When I reach out to some semi-finalists of the DHOTYA 2017, many are immediately keen to talk. Yet when I ask more questions – can I speak to the person who received these texts from you? Are you free to chat on the phone? – some went silent. This reluctance to explain their side of the story reinforces the idea that many of these tweets are just that – stories – and proves that the Didn’t Happen of the Year Awards do go some way in calling out genuine internet liars. But is this even necessary?
“There seems to be, especially with the way Donald Trump has brought in the whole fake news, it seems to be really popular for people to call stuff out,” says Harry, who paid “below £500” to acquire the Didn’t Happen of the Year Twitter account from its original creator. For Harry, however, the page is less about calling people out, and more about building an “online community”.
“If people were to overstep the mark then it would be something I would call out because the idea of the page isn’t to give abuse to people, it’s not a trolling page,” he says, explaining it’s all about “banter” and “good fun”. He also says that he is cautious about trolls, and even drew attention away from one of the DHOTYA finalists after he set his Twitter page to private during the awards. “I wanted to try and deviate away from him as much as possible, because having looked through his profile he seems to do a lot for mental health, and I didn’t want to the page to target him, because he handled it in a different way to how other finalists handled it,” he explains.
“Amelia Womack has blocked us and I’m sure she’s woke up this morning to a lot of notifications, potentially unwanted notifications, but you know it’s all in good humour.”
Yet just because Womack didn’t publicly tweet about being affected didn’t mean she wasn’t. “I’m still baffled that people would focus on something when it included a child and it incited homophobia and abuse towards that child,” she says. “Over time I’ve got a thicker skin but then people who commented supporting me were getting abuse directed against them.”
Womack later argues that this behaviour should not be excused as “banter”.
“Let’s be clear what we are talking about. What has been aimed at me over Twitter in the past 48 hours, and what faces women politicians on social media every day, is not banter. It is abuse. It is vile, often violent, and is having very real, damaging effects on people’s lives and mental health. Branding trolling as ‘banter’ or ‘just a joke’ attempts to excuse abuse. It is irresponsible and it is time it stopped.”

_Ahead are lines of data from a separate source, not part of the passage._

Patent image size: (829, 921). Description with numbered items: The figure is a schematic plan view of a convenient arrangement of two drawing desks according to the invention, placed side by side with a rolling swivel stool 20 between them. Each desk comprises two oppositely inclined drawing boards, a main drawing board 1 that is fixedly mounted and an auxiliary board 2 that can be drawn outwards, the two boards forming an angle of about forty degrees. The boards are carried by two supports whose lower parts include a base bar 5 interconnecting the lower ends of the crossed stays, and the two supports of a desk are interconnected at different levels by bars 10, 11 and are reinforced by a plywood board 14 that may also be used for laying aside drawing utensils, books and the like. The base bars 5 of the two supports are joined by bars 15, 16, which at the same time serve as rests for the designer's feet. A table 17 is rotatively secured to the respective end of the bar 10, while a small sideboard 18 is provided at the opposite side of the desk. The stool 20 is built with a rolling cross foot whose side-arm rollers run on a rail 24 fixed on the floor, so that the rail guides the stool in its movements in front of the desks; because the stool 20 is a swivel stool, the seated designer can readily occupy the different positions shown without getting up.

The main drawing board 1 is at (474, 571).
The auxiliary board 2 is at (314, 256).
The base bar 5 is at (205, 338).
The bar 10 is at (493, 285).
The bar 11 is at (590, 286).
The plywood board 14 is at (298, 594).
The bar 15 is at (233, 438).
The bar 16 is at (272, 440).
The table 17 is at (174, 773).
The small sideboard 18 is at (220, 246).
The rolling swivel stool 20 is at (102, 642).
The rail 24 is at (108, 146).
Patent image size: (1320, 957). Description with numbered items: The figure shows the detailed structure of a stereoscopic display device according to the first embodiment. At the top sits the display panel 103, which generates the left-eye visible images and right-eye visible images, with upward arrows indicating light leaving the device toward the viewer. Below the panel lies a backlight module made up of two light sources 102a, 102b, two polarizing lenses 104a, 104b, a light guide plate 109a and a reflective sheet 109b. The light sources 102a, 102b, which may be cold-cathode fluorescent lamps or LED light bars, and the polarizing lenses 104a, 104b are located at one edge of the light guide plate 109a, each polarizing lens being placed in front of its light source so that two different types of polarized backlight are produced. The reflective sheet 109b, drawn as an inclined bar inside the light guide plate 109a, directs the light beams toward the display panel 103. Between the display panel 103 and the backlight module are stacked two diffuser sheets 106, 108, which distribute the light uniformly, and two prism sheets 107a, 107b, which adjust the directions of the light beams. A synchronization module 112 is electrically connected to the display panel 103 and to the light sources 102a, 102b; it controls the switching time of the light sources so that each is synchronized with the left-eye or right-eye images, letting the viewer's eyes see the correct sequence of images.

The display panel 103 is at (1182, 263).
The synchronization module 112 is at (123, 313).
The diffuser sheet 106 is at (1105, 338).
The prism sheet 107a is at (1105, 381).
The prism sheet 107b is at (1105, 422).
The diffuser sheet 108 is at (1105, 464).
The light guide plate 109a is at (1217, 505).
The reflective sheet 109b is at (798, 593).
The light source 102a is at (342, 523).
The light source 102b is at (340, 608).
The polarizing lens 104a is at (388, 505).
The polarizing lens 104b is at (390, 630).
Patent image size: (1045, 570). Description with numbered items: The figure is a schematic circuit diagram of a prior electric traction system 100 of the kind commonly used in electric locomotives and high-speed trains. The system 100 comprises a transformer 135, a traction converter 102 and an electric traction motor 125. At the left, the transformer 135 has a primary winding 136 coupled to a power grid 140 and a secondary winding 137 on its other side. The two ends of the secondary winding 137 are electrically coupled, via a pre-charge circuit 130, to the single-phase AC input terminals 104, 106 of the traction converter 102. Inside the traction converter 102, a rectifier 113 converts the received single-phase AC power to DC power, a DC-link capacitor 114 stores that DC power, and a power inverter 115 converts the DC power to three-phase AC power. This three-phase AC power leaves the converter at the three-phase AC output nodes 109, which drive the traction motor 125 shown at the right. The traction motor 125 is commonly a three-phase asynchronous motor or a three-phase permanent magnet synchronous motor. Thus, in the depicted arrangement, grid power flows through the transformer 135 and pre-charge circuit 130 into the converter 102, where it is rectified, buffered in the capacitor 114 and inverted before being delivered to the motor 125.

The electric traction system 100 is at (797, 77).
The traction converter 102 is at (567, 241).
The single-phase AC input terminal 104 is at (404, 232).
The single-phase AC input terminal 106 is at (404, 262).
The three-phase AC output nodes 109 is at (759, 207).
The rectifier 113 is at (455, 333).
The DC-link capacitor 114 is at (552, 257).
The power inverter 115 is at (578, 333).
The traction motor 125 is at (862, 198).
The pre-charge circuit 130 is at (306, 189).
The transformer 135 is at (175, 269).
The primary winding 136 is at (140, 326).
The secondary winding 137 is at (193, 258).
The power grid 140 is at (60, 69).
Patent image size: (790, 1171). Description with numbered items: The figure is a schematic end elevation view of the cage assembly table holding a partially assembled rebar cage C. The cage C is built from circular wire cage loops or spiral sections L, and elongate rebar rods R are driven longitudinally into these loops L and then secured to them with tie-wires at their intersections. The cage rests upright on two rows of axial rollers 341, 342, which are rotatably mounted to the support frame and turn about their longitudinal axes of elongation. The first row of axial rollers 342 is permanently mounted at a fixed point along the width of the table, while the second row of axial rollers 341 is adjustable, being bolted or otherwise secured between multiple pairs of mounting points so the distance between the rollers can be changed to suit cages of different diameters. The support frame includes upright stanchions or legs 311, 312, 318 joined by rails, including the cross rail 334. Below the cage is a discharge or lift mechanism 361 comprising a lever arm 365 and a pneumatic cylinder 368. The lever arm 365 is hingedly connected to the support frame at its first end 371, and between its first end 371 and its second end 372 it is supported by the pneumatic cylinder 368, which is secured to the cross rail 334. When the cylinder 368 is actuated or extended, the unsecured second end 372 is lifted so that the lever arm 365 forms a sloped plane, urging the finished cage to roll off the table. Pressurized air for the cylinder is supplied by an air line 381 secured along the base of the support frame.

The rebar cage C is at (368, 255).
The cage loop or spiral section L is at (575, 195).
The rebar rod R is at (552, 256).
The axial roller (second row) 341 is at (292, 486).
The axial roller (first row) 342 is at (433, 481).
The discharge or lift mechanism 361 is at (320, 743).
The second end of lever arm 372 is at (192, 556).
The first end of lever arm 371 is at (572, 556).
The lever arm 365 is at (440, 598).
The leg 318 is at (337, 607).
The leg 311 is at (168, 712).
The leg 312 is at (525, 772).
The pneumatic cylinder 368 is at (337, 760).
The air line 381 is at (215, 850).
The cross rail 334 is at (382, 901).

On the phone, both Harry and Womack are remarkably pleasant people. Perhaps, you could argue, both were simply trying to have some fun online that spiralled out of their own control. The existence of the awards could be taken as a positive sign that people are getting more sceptical online in the wake of fake news.
“People are going to have to start getting evidence of things,” says Harry. “If they want to make claims on the internet, there has to be evidence… If things happen, you want proof, and I think that’s what this page is starting to drive.”
Yet the fact that an incredibly plausible story could be crowned the least plausible story of the year speaks to a greater political environment, in which online trolls stop at nothing to disparage and discredit feminists. The fact that others, who claim not to have misogynistic motivations, could freely mock Womack also speaks to an online culture in which we care little about the impact of our words.
“People think it’s not real, people were even saying that my nephew isn’t real,” says Womack, “I think that enabled that kind of homophobia and abuse.”